Unlike marriage disparity between homosexuals and heterosexuals most Americans believe that the disparities by social class constitute a social problem. The federal government has intervened to promote marriage among the poor through welfare reform initiatives. While politicians promote marriage and government programs now encourage marriage, Randles (2012) points out that the poor are less likely to feel that they are ready for marriage as the “economic bar to marriage” rises. Low-income couples increasingly cite a lack of financial stability “as one of the main reasons they delay or avoid marriage” (Randles 2012). While members of every social class have the same opportunities to marry, the varying degrees of financial stability lead to a marriage gap. Many view that marriage gap rather than the financial disparities that underlie it as the primary social problem.
After all, at the most superficial level, everyone has, regardless of social class, a “fair shot” at marriage. The failure to take this shot implies, for many, that the unwed have not done their “fair share” in working toward a committed relationship and perhaps they want to play by a different set of rules. Conservatives have consistently cited such an attitude as a key factor contributing to poverty.
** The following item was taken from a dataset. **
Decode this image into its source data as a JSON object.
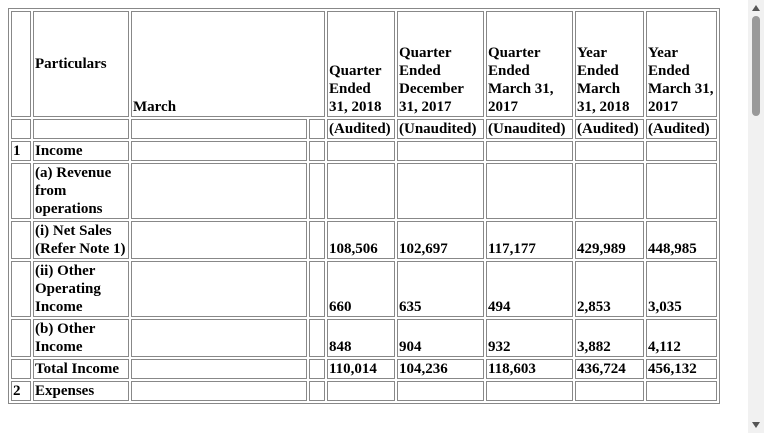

However, as Radling (2012) points out, “Instead of thinking that marriage can prevent poverty, as marriage promotion policies advocate, the sociological research on why the poor marry less urges us to reverse this reasoning: poverty prevents marriage.” When we view poverty as the cause and low marriage rates as the effect, poverty prevents a “fair shot.”
Randles (2012) does see some signs that the government has begun to “take a more comprehensive approach.” However, I wonder how much traction such programs can get without deepening our understanding of fairness.
The freedom to marry will likely further be extended to same-sex couples after 2012. However, if we value marriage for our citizens (and I’ve never heard a politician say s/he does not) then we might want to broaden our concepts of freedom and fairness. Is the existence of the possibility of a stable marriage (or the possibility of a living-wage job) how we should measure fairness? And how much should freedom be dependent upon the likelihood that one will exercise a right?